Es importante tener en cuenta que la evidencia sugiere que la normalización rápida de los niveles de glucosa en sangre puede empeorar la retinopatía diabética, por lo que es fundamental lograr un control glicémico gradual y seguro en pacientes con mal control glicémico 1.
From the Research
Fisiopatología de la Retinopatía Diabética
La retinopatía diabética es una complicación microvascular de la diabetes mellitus que puede causar daño irreversible a la retina y pérdida de visión. A nivel molecular, la retinopatía diabética se caracteriza por la activación de varias vías de señalización, incluyendo la vía del factor de crecimiento vascular endotelial (VEGF) 2. A nivel funcional, la retinopatía diabética se manifiesta como una disfunción de la barrera hematorretiniana, lo que permite la fuga de fluidos y proteínas hacia el espacio subretiniano 3. A nivel anatómico, la retinopatía diabética puede causar daño a la retina, incluyendo la formación de microaneurismas, hemorragias y exudados 4.

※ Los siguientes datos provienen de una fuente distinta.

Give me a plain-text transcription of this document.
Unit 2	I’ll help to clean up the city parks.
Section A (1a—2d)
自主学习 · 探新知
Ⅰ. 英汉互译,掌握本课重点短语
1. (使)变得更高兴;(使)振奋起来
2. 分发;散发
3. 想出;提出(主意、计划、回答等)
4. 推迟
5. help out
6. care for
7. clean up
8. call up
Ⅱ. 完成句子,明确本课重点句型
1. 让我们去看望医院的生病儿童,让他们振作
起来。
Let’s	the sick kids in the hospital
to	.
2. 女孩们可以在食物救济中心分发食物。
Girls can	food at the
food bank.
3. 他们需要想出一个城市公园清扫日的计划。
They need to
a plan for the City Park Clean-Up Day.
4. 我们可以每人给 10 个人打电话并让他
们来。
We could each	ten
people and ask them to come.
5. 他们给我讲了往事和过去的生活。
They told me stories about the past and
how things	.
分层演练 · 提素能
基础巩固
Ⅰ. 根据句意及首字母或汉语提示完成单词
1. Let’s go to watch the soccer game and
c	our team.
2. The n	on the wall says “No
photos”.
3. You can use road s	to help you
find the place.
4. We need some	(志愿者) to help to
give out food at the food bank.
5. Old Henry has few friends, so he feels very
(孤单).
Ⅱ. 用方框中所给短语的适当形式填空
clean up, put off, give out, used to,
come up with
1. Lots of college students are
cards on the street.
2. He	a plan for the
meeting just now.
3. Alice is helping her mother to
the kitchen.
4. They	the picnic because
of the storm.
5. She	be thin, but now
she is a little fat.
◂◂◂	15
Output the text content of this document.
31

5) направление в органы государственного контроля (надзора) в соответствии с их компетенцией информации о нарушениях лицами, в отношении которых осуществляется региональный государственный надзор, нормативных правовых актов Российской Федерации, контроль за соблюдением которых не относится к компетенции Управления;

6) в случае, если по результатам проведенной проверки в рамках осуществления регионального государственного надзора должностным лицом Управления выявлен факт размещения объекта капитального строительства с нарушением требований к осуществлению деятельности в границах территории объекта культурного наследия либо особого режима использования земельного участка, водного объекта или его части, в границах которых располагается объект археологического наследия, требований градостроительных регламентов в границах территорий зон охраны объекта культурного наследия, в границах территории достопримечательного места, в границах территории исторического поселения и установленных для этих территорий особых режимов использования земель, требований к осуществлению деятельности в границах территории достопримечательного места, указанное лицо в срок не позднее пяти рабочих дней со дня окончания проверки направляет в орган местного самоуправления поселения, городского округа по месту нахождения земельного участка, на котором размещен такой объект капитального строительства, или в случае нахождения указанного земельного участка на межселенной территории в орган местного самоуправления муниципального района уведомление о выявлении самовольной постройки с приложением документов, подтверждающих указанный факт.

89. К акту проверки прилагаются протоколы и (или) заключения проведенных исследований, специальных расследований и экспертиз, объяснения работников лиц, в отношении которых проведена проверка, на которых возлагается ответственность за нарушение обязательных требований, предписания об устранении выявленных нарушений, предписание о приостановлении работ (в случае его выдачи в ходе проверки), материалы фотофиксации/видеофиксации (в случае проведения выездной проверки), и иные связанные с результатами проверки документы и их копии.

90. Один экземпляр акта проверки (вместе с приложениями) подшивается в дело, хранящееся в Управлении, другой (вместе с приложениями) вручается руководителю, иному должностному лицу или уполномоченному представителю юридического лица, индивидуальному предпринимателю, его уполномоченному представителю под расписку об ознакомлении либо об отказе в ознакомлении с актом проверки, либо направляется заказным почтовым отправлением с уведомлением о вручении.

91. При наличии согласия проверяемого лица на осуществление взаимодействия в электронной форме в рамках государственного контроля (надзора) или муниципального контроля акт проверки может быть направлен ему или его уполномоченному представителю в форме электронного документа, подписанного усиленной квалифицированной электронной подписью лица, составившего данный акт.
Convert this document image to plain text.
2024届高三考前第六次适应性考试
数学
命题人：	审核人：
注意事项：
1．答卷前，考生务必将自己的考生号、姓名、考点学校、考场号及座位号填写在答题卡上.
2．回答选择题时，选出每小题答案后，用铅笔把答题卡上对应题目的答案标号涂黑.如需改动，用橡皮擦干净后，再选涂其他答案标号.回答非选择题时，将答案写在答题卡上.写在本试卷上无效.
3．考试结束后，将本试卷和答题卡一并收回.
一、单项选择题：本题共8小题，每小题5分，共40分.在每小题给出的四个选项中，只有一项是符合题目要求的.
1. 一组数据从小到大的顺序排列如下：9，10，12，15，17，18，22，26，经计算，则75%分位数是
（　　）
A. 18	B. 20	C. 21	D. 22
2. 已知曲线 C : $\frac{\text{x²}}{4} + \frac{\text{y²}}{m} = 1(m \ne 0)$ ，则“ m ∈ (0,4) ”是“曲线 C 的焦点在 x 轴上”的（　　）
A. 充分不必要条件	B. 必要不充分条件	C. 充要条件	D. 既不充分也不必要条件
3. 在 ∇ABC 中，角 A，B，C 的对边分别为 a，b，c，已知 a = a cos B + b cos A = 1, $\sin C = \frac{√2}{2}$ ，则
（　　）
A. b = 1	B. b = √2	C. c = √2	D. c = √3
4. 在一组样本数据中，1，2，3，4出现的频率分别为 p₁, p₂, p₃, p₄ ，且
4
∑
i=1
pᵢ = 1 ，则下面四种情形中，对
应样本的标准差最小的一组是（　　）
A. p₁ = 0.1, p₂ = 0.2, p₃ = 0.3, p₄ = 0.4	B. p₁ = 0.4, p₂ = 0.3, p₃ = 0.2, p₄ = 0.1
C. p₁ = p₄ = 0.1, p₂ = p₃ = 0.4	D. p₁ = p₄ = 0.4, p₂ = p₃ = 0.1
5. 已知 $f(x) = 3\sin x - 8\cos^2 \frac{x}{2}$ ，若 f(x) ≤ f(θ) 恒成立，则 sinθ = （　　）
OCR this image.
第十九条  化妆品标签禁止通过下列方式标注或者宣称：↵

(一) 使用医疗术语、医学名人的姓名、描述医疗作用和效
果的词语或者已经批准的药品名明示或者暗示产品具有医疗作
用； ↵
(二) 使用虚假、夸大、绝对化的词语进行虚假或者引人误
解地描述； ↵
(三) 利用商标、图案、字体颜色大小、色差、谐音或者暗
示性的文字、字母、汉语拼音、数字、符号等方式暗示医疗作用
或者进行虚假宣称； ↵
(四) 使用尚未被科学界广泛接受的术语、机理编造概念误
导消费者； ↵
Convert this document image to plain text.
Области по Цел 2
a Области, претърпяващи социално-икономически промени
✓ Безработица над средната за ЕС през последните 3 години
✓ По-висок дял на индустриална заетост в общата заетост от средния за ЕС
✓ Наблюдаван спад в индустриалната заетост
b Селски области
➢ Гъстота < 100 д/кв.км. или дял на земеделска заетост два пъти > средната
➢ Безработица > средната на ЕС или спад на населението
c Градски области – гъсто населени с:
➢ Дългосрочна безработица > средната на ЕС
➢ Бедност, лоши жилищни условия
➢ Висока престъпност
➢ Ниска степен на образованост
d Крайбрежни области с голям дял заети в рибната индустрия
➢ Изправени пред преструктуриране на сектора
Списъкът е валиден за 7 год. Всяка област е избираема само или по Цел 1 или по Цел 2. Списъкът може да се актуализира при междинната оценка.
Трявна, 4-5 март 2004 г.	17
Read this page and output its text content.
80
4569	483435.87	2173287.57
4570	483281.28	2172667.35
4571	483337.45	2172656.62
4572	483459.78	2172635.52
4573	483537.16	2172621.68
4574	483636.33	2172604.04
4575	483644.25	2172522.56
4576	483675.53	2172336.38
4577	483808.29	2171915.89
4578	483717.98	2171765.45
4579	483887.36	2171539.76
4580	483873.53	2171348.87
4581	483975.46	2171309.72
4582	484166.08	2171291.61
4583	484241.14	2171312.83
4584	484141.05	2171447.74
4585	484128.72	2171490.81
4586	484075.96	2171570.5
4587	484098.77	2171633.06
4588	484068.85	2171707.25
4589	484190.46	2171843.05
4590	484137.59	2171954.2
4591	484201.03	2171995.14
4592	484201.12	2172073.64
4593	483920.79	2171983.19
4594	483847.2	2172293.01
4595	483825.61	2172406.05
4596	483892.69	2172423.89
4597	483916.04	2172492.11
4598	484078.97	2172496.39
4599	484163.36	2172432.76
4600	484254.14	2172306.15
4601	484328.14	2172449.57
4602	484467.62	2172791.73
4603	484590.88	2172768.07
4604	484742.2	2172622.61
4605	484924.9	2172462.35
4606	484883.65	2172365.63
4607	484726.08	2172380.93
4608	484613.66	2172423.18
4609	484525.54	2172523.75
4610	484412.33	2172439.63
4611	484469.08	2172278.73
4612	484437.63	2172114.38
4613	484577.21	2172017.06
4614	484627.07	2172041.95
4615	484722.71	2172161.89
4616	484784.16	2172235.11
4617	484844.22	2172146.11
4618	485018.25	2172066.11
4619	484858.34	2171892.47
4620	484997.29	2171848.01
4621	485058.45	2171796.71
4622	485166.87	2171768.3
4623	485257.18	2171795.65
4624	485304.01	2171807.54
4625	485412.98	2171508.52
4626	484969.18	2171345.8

Efecto del Control Glicémico en la Retinopatía Diabética
El control glicémico es fundamental para prevenir o retrasar la progresión de la retinopatía diabética. Sin embargo, un control glicémico muy rápido hacia la euglicemia puede tener efectos adversos, como un aumento en la progresión de la retinopatía diabética y la maculopatía 4. Esto se debe a que la retina puede no estar adaptada para manejar los cambios bruscos en los niveles de glucosa, lo que puede causar daño adicional. Por lo tanto, es importante lograr un control glicémico gradual y sostenido para minimizar el riesgo de complicaciones 5.
Moléculas y Órganos Involucrados
Las moléculas involucradas en la fisiopatología de la retinopatía diabética incluyen:
- VEGF: un factor de crecimiento que promueve la angiogénesis y la permeabilidad vascular 2
- VEGFR2: un receptor que se une a VEGF y activa la vía de señalización 2
- Factor de necrosis tumoral alfa (TNF-α): una citoquina proinflamatoria que contribuye a la inflamación y el daño retiniano 6 Los órganos involucrados en la fisiopatología de la retinopatía diabética incluyen:
- Retina: el tejido que se ve afectado por la retinopatía diabética 4
- Coroides: la capa de tejido que se encuentra entre la retina y la esclera 3
- Vasos sanguíneos: los vasos que suministran oxígeno y nutrientes a la retina 5
Manejo de Pacientes con Disglicemia
El manejo de pacientes con disglicemia y retinopatía diabética debe ser individualizado y basado en la evaluación de la gravedad de la enfermedad y la respuesta al tratamiento. Es importante lograr un control glicémico gradual y sostenido, y evitar cambios bruscos en los niveles de glucosa 4. Además, es fundamental realizar un seguimiento regular de la retina para detectar cualquier cambio en la enfermedad y ajustar el tratamiento según sea necesario 5. La terapia con anti-VEGF puede ser beneficiosa para reducir la progresión de la retinopatía diabética y la maculopatía 3.